Tattersalls: Did you closely follow the 15-day itinerary, or deviate off the track? Also, how many kilometres did you cover in total?

Jon: I mostly followed the prescribed itinerary. My set timeline of 13 active walk days back-to-back didn’t allow any wriggle room or meander opportunities. Also, I covered a total of around 320 kilometres (200 miles).

Of course, anyone can add days for rest or for additional exploration if they like.

Tattersalls: What was your daily routine like and how many kilometres did you cover every day?

Jon: I would usually start my day at about 8:30 in the morning after a heavy breakfast and end my walking day around 4:30 pm. I carried a packed lunch, water and other basic necessities, and on average would cover 25 to 35 kilometres every day.

Also, the important aspect is not only the kilometres you cover but the amount of climbing as well.

Tattersalls: What are the most iconic places that you covered? And your favourite part of the trip?
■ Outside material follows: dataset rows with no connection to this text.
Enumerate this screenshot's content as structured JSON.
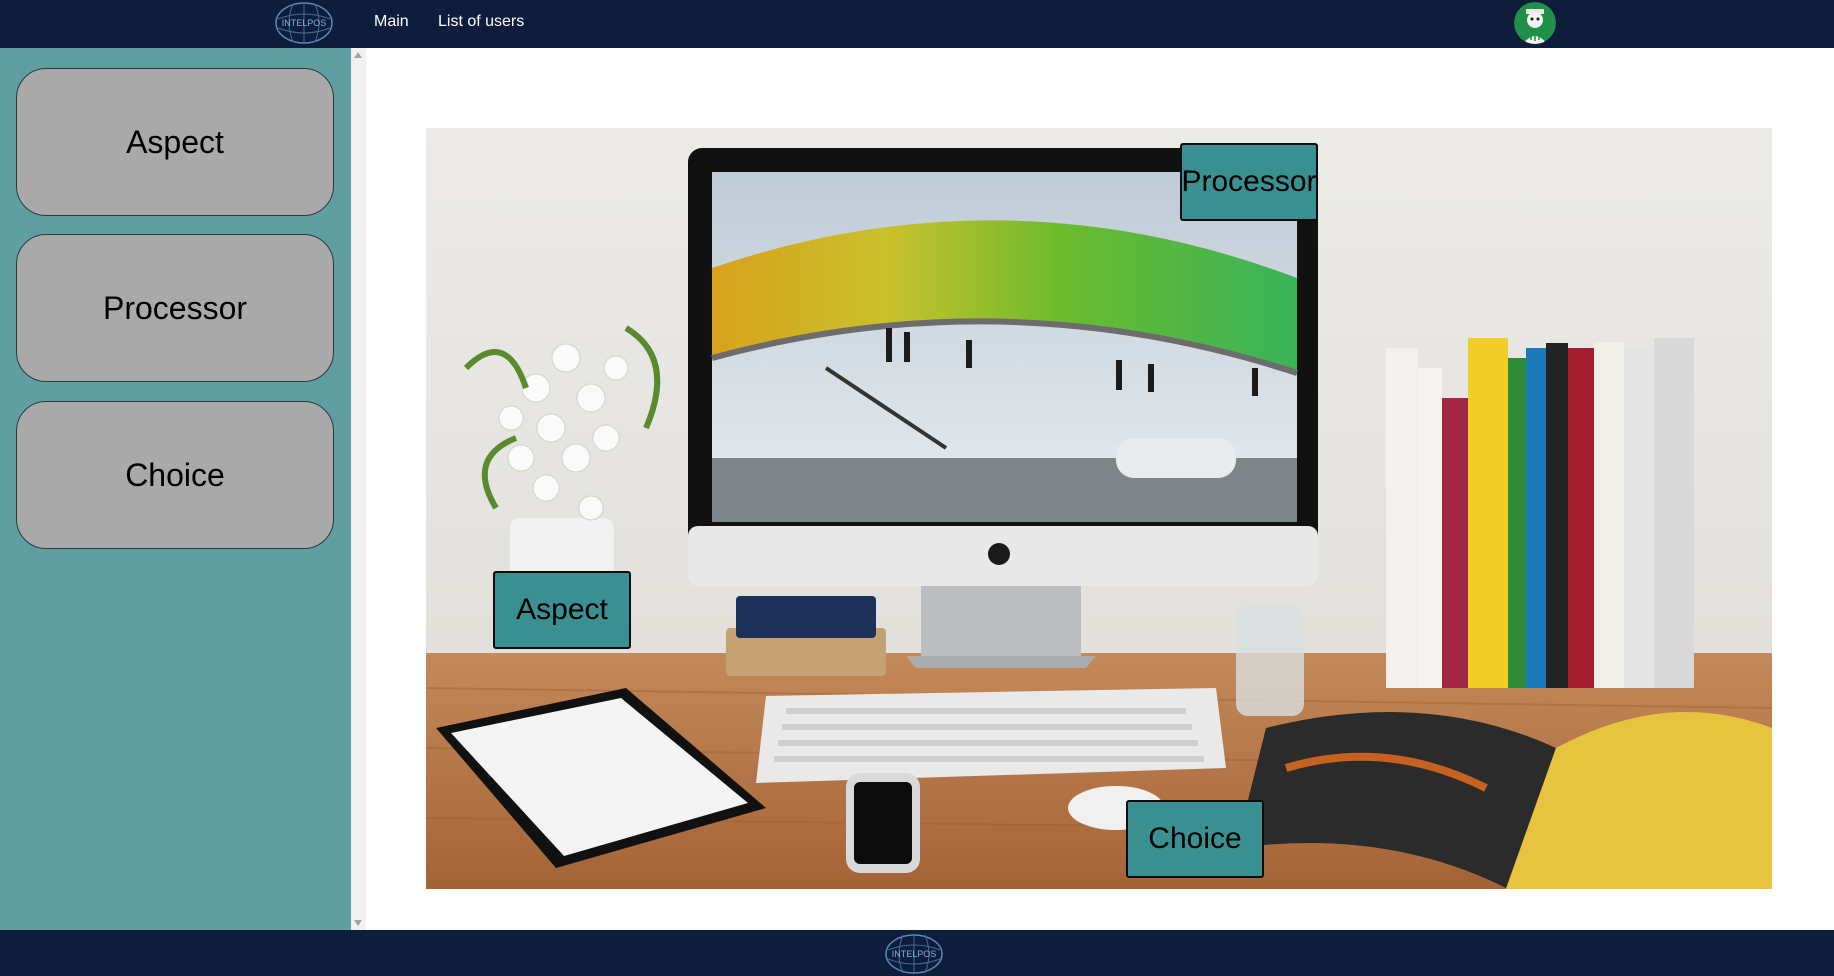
{
  "header": {
    "logo_text": "INTELPOS",
    "nav": [
      {
        "label": "Main"
      },
      {
        "label": "List of users"
      }
    ]
  },
  "sidebar": {
    "items": [
      {
        "label": "Aspect"
      },
      {
        "label": "Processor"
      },
      {
        "label": "Choice"
      }
    ]
  },
  "scene": {
    "hotspots": [
      {
        "label": "Processor"
      },
      {
        "label": "Aspect"
      },
      {
        "label": "Choice"
      }
    ]
  },
  "footer": {
    "logo_text": "INTELPOS"
  },
  "colors": {
    "header_bg": "#0f1d3d",
    "sidebar_bg": "#5f9fa1",
    "sidebar_button": "#a9a9a9",
    "hotspot": "#3a9090"
  }
}
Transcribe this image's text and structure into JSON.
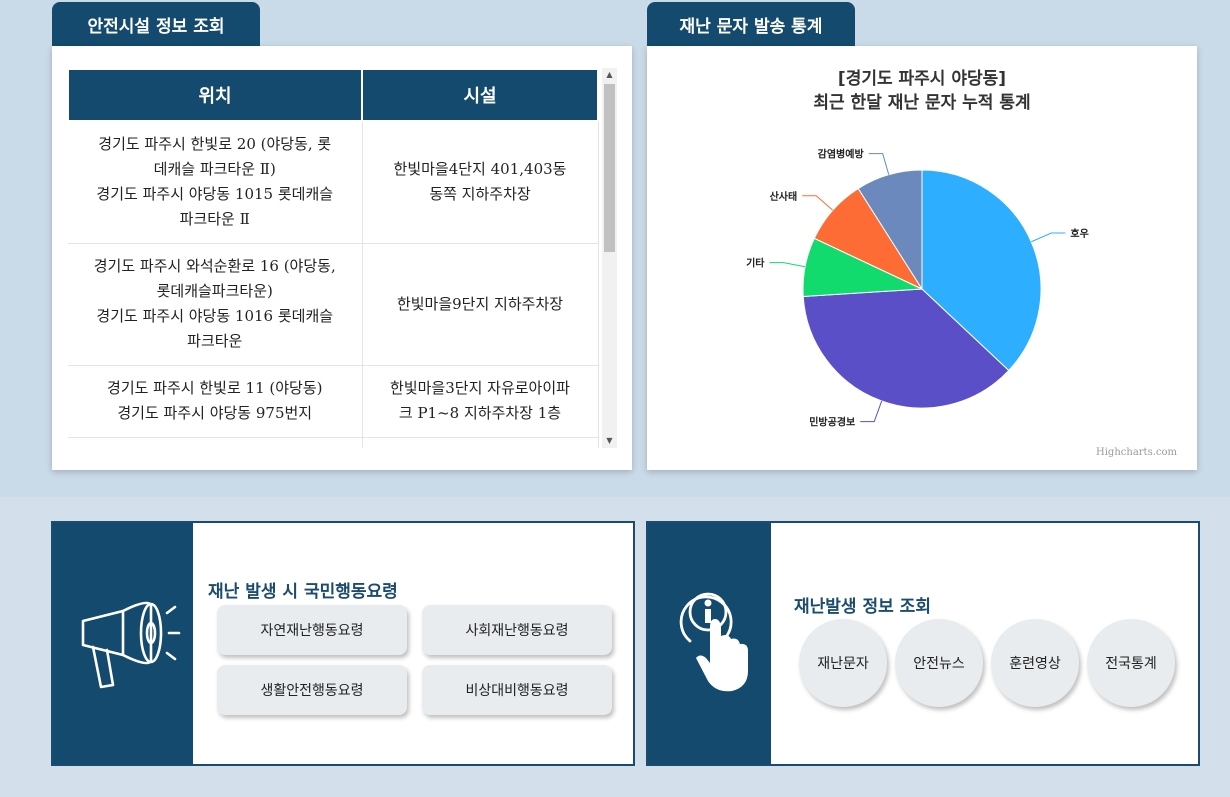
{
  "safety": {
    "tab_label": "안전시설 정보 조회",
    "columns": [
      "위치",
      "시설"
    ],
    "rows": [
      {
        "location": [
          "경기도 파주시 한빛로 20 (야당동, 롯",
          "데캐슬 파크타운 Ⅱ)",
          "경기도 파주시 야당동 1015 롯데캐슬",
          "파크타운 Ⅱ"
        ],
        "facility": [
          "한빛마을4단지 401,403동",
          "동쪽 지하주차장"
        ]
      },
      {
        "location": [
          "경기도 파주시 와석순환로 16 (야당동,",
          "롯데캐슬파크타운)",
          "경기도 파주시 야당동 1016 롯데캐슬",
          "파크타운"
        ],
        "facility": [
          "한빛마을9단지 지하주차장"
        ]
      },
      {
        "location": [
          "경기도 파주시 한빛로 11 (야당동)",
          "경기도 파주시 야당동 975번지"
        ],
        "facility": [
          "한빛마을3단지 자유로아이파",
          "크 P1~8 지하주차장 1층"
        ]
      }
    ]
  },
  "stats": {
    "tab_label": "재난 문자 발송 통계",
    "credit": "Highcharts.com"
  },
  "chart_data": {
    "type": "pie",
    "title_line1": "[경기도 파주시 야당동]",
    "title_line2": "최근 한달 재난 문자 누적 통계",
    "slices": [
      {
        "name": "호우",
        "value": 37,
        "color": "#2eaeff"
      },
      {
        "name": "민방공경보",
        "value": 37,
        "color": "#5b4fc8"
      },
      {
        "name": "기타",
        "value": 8,
        "color": "#11db6c"
      },
      {
        "name": "산사태",
        "value": 9,
        "color": "#fe6c35"
      },
      {
        "name": "감염병예방",
        "value": 9,
        "color": "#6b89bd"
      }
    ]
  },
  "guide": {
    "title": "재난 발생 시 국민행동요령",
    "buttons": [
      "자연재난행동요령",
      "사회재난행동요령",
      "생활안전행동요령",
      "비상대비행동요령"
    ],
    "icon": "megaphone-icon"
  },
  "info": {
    "title": "재난발생 정보 조회",
    "buttons": [
      "재난문자",
      "안전뉴스",
      "훈련영상",
      "전국통계"
    ],
    "icon": "info-touch-icon"
  },
  "colors": {
    "navy": "#134a6e",
    "bg": "#c9dae8"
  }
}
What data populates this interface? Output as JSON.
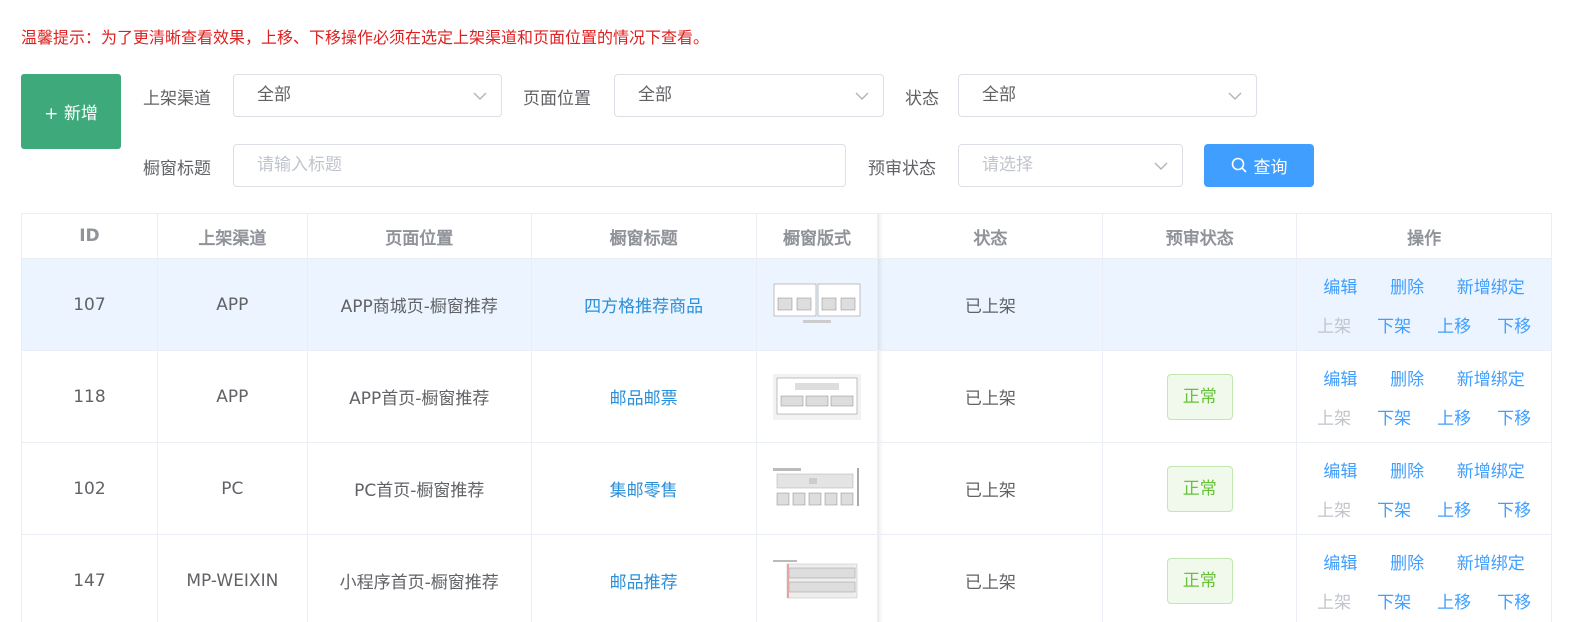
{
  "tip": "温馨提示：为了更清晰查看效果，上移、下移操作必须在选定上架渠道和页面位置的情况下查看。",
  "add_button": "+ 新增",
  "filters": {
    "channel": {
      "label": "上架渠道",
      "value": "全部"
    },
    "position": {
      "label": "页面位置",
      "value": "全部"
    },
    "status": {
      "label": "状态",
      "value": "全部"
    },
    "title": {
      "label": "橱窗标题",
      "placeholder": "请输入标题"
    },
    "review": {
      "label": "预审状态",
      "placeholder": "请选择"
    },
    "search_label": "查询"
  },
  "table": {
    "headers": [
      "ID",
      "上架渠道",
      "页面位置",
      "橱窗标题",
      "橱窗版式",
      "状态",
      "预审状态",
      "操作"
    ],
    "ops": {
      "edit": "编辑",
      "delete": "删除",
      "bind": "新增绑定",
      "up_shelf": "上架",
      "down_shelf": "下架",
      "move_up": "上移",
      "move_down": "下移"
    },
    "rows": [
      {
        "id": "107",
        "channel": "APP",
        "position": "APP商城页-橱窗推荐",
        "title": "四方格推荐商品",
        "status": "已上架",
        "review": ""
      },
      {
        "id": "118",
        "channel": "APP",
        "position": "APP首页-橱窗推荐",
        "title": "邮品邮票",
        "status": "已上架",
        "review": "正常"
      },
      {
        "id": "102",
        "channel": "PC",
        "position": "PC首页-橱窗推荐",
        "title": "集邮零售",
        "status": "已上架",
        "review": "正常"
      },
      {
        "id": "147",
        "channel": "MP-WEIXIN",
        "position": "小程序首页-橱窗推荐",
        "title": "邮品推荐",
        "status": "已上架",
        "review": "正常"
      }
    ]
  },
  "colors": {
    "primary": "#409eff",
    "add": "#3ea97a",
    "tip": "#e02020",
    "highlight_row": "#ecf5ff",
    "success": "#67c23a"
  }
}
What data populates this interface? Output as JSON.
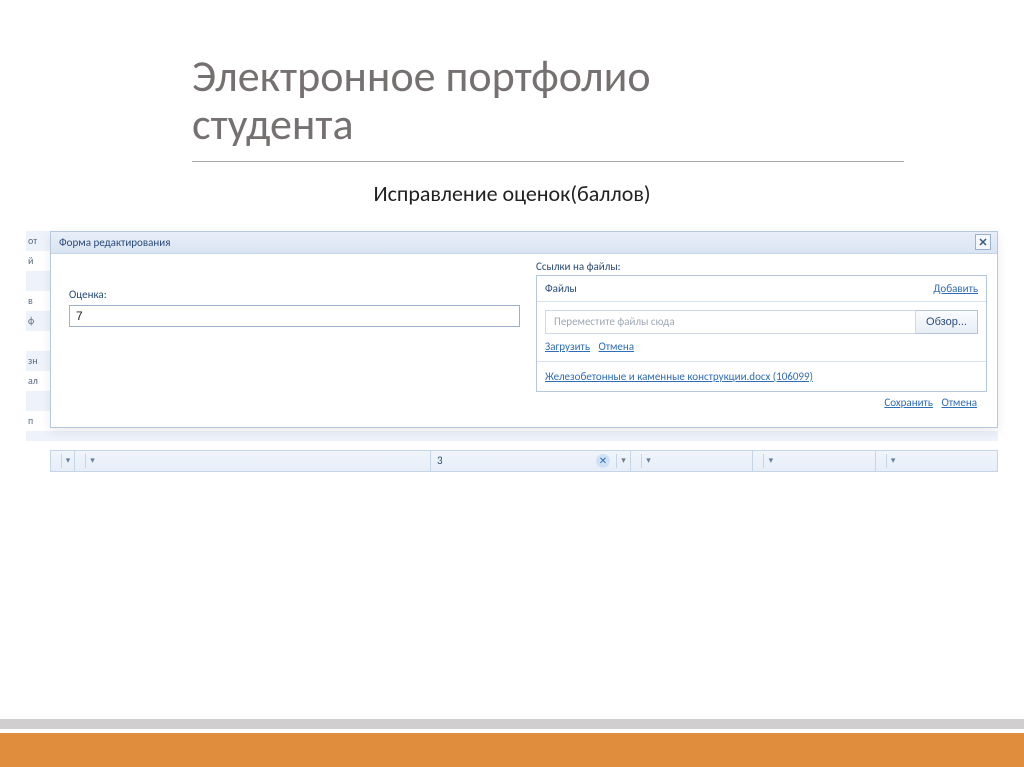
{
  "slide": {
    "title_line1": "Электронное портфолио",
    "title_line2": "студента",
    "subtitle": "Исправление оценок(баллов)"
  },
  "bg_labels": [
    "от",
    "й",
    "",
    "в",
    "ф",
    "",
    "зн",
    "ал",
    "",
    "п"
  ],
  "dialog": {
    "title": "Форма редактирования",
    "grade_label": "Оценка:",
    "grade_value": "7",
    "files_label": "Ссылки на файлы:",
    "files_header": "Файлы",
    "add_link": "Добавить",
    "drop_placeholder": "Переместите файлы сюда",
    "browse": "Обзор...",
    "upload": "Загрузить",
    "upload_cancel": "Отмена",
    "attachment": "Железобетонные и каменные конструкции.docx (106099)",
    "save": "Сохранить",
    "cancel": "Отмена"
  },
  "filter": {
    "value": "3"
  }
}
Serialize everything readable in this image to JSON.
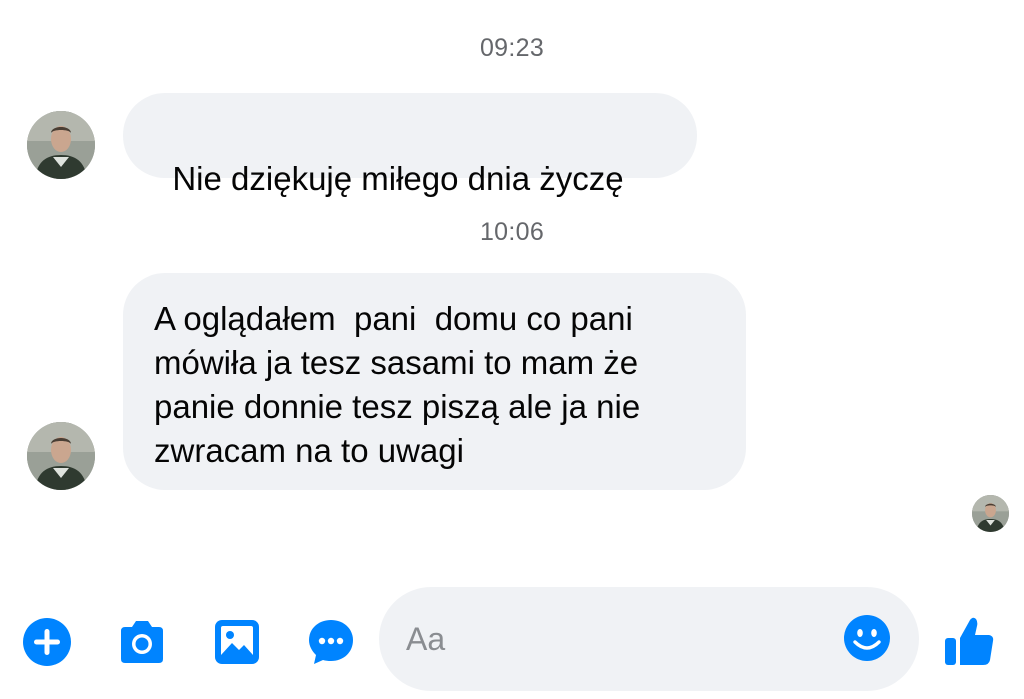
{
  "conversation": {
    "groups": [
      {
        "time": "09:23",
        "message": {
          "lines": [
            "Nie dziękuję miłego dnia życzę"
          ]
        }
      },
      {
        "time": "10:06",
        "message": {
          "lines": [
            "A oglądałem  pani  domu co pani",
            "mówiła ja tesz sasami to mam że",
            "panie donnie tesz piszą ale ja nie",
            "zwracam na to uwagi"
          ]
        }
      }
    ]
  },
  "composer": {
    "placeholder": "Aa",
    "icons": [
      "plus-icon",
      "camera-icon",
      "gallery-icon",
      "chat-bubble-icon",
      "emoji-icon",
      "thumbs-up-icon"
    ]
  },
  "theme": {
    "accent": "#0084ff",
    "bubble_bg": "#f0f2f5",
    "timestamp_color": "#65676b"
  }
}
Jon: the Lake District is truly stunning, the Day 6 Patterdale–Shap in particular (26km) takes you through some breathtaking high country.

Kidsty Pike at 780 metres (2,558 feet) is the highest point on the walk so stands out, as did the pint at the Kings Arms Hotel at the end of the day!

Tattersalls: What are some of the unexpected challenges that you faced during the walk? And what can others do to avoid or better prepare for them?

Jon: I was well prepared and blessed with good weather, so didn’t face issues as such, apart from getting the news that my father had passed away on the third day of the walk.

I ended up drinking port with a couple of fellow walkers from the Netherlands whom I had joined for dinner to pay our respects to a life well lived and had days ahead in the hills to remember him and the great times we had together before his passing.

Tattersalls: Please share your overall experience of this walk.

Jon: Overall I was blown away by how beautiful the English countryside is (even though I am a Brit, albeit a soft southerner!).

And the camaraderie and friendship of the fellow walkers I met from Australia, New Zealand, the United States, and Europe. We all had a common bond it seemed.

Tattersalls: And finally, could you share your do’s and don’ts for Members planning to go on this trip?

Jon: For don’ts: just make sure you are not over-ambitious with the days you give yourself to complete the walk. Additionally, as you are about to walk 25-30+ kilometres every day, don’t be hesitant to fuel up before setting out, you’ll burn it off anyway.

My only do is as Nike says: Just Do It!